# Smoking Speckled Trou and Rdfish



## fishnhnter (Jun 22, 2012)

Im Headed fishng next week and am planning on keeping a couple of specs and redfish for smoking. Ive done quite  a bit of reading here and didnt see any concensus on times etc. it looks like most folks brine, thats the easy part.

When smoking whole fish, how long do you smoke for?
Do you run smoke the entire time or just part of the time?
I have apple wood handy. Anyone used apple before?
What is the average total cook time?
Any other thought? I hate to ruin some fresh fish!!
THANKS!!


----------



## alblancher (Jun 23, 2012)

We do what we call redfish on the halfshell all the time.  leave the skin and scales on, fillet the fish.  Baste with butter, garlic, onion powder and any other secret recipes you can come up with.  At 225 shouldn't take to long maybe a couple of hours.  Remember overcooked fish is a bad deal.

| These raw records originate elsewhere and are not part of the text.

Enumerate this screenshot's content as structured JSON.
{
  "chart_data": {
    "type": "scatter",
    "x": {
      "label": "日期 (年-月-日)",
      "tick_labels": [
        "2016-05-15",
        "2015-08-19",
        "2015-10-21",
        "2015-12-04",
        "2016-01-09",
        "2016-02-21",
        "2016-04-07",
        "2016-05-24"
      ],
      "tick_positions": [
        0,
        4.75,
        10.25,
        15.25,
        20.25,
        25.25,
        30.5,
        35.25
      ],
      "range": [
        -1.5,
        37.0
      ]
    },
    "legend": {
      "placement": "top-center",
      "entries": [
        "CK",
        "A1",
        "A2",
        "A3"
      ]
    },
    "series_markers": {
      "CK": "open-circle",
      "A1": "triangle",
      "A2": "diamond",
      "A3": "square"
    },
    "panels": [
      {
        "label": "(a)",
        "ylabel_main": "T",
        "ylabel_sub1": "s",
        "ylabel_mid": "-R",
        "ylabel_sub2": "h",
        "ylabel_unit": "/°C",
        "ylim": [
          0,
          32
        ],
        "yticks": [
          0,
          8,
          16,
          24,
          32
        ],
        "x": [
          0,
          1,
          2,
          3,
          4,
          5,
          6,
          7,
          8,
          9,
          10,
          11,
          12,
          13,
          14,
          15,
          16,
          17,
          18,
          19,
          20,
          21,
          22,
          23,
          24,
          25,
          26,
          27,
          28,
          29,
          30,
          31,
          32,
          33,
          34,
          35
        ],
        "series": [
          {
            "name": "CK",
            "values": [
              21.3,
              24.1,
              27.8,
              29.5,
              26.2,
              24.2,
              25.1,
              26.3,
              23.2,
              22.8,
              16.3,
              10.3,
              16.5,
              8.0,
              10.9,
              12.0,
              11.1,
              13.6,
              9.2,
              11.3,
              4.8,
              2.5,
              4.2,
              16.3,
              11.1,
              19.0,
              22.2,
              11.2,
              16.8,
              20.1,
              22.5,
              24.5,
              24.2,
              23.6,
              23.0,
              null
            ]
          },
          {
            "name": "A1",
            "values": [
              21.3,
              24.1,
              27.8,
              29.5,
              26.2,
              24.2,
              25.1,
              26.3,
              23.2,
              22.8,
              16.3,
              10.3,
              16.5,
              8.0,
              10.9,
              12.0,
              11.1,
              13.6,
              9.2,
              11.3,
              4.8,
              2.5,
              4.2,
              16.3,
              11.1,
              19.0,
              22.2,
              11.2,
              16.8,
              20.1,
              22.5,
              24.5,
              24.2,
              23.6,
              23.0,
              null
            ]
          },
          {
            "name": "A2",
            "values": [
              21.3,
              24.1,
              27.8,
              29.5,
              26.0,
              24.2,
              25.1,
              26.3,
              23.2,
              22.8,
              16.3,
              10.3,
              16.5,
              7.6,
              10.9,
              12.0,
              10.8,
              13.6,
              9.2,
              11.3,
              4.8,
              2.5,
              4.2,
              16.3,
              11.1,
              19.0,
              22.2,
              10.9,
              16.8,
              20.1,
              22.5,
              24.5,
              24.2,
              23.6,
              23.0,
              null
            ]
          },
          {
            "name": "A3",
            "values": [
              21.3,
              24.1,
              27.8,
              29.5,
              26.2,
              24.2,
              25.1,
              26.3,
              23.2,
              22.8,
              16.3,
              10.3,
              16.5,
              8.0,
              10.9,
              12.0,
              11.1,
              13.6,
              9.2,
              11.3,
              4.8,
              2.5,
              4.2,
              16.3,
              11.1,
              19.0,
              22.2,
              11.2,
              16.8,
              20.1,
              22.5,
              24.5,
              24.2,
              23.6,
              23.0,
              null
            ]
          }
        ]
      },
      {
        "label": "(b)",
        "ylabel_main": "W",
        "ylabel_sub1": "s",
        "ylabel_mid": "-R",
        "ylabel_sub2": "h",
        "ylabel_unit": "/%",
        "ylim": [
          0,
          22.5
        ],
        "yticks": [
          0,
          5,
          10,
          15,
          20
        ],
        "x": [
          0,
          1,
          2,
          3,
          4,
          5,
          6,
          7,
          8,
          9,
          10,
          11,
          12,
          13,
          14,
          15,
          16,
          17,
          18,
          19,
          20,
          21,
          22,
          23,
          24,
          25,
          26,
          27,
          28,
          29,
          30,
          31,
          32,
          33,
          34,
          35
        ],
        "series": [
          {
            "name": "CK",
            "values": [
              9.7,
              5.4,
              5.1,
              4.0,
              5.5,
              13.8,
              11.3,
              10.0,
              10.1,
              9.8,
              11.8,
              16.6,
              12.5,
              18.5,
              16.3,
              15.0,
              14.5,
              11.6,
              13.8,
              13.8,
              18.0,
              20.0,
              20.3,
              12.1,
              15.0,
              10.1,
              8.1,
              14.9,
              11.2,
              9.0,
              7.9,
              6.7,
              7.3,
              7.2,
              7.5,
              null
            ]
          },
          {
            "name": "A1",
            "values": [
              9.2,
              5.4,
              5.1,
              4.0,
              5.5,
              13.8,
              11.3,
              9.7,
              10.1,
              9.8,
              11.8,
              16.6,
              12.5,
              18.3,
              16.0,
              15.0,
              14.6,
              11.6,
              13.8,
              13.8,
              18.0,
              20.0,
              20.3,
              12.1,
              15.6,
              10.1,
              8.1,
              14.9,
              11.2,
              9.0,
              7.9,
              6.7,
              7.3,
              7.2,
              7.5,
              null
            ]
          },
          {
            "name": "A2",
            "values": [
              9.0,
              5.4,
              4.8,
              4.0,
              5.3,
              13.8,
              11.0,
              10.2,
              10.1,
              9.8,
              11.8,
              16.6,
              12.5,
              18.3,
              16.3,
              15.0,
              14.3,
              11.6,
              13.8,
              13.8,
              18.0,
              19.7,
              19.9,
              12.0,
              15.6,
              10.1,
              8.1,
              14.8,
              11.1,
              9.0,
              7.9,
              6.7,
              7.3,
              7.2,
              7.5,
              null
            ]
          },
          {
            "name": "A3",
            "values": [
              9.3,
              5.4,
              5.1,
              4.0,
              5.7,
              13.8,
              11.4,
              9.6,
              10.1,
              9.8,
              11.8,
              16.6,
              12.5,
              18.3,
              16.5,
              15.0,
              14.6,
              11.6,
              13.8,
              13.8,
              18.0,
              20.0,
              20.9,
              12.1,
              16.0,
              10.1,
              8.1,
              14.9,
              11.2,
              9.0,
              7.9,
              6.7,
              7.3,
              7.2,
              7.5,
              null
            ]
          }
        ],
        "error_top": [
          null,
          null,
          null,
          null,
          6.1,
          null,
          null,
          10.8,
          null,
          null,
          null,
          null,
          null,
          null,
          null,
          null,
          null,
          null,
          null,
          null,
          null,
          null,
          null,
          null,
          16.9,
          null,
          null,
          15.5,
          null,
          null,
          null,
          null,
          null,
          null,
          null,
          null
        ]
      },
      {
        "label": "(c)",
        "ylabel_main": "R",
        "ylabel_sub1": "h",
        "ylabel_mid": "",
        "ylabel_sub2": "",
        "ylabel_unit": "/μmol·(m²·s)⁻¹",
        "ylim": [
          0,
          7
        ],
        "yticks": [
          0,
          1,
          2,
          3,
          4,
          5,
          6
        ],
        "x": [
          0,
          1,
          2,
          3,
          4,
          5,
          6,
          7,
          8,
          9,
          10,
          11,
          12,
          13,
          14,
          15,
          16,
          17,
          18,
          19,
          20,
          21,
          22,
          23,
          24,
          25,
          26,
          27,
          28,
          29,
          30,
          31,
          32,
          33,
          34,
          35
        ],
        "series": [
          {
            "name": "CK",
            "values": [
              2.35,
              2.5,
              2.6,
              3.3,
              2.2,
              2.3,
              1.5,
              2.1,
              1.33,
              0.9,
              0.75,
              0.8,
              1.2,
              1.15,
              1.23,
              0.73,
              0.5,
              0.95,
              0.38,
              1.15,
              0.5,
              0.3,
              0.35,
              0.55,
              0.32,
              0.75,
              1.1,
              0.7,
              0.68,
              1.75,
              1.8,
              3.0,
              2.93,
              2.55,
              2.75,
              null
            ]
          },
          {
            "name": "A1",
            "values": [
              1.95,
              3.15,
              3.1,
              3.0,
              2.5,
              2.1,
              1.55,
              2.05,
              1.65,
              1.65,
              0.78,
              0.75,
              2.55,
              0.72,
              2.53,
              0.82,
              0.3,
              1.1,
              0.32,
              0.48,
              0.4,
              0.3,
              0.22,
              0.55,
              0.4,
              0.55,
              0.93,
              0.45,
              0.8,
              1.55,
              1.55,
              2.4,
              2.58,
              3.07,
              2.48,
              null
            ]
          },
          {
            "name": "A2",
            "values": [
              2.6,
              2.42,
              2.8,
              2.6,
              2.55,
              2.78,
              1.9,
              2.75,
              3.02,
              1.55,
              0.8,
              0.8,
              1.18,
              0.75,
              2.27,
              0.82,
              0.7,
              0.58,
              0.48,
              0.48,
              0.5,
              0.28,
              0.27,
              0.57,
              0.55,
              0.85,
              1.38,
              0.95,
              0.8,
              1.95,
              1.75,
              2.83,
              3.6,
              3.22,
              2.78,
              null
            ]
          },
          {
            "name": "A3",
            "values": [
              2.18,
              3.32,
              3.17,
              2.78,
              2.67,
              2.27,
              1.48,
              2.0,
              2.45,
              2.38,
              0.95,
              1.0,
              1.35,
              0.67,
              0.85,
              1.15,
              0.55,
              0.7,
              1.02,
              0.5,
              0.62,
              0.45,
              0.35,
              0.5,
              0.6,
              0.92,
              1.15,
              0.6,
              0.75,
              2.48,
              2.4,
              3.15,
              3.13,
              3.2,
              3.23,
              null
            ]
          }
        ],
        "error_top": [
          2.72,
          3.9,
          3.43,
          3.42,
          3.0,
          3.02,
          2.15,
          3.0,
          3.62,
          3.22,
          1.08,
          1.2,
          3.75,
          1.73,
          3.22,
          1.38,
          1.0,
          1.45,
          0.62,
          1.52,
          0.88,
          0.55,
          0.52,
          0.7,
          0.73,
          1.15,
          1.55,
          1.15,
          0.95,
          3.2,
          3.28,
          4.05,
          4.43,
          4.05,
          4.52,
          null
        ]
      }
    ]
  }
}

Speckled trout is a very tender fish and I have never tried smoking it before, never makes it past the hot grease in my house.

I am willing to bet you can pretty much do the same thing as the redfish but scale it, fillet it and place it on aluminum foil.  If basting you probably don't need to brine.   If you want something more like smoked fish I would brine and then smoke without the baste.  Any light fruit wood would be good!

Good luck on the fishing trip!


----------



## thoseguys26 (Jun 23, 2012)

Here's a post I made. I just made a new batch last week. It's filleted though and I take extra effort to make them boneless.. They disappear quick...

http://www.smokingmeatforums.com/t/118777/smoking-trout-hot-fast-skin-no-skin


----------



## fishnhnter (Jun 25, 2012)

THANKS gents!!


----------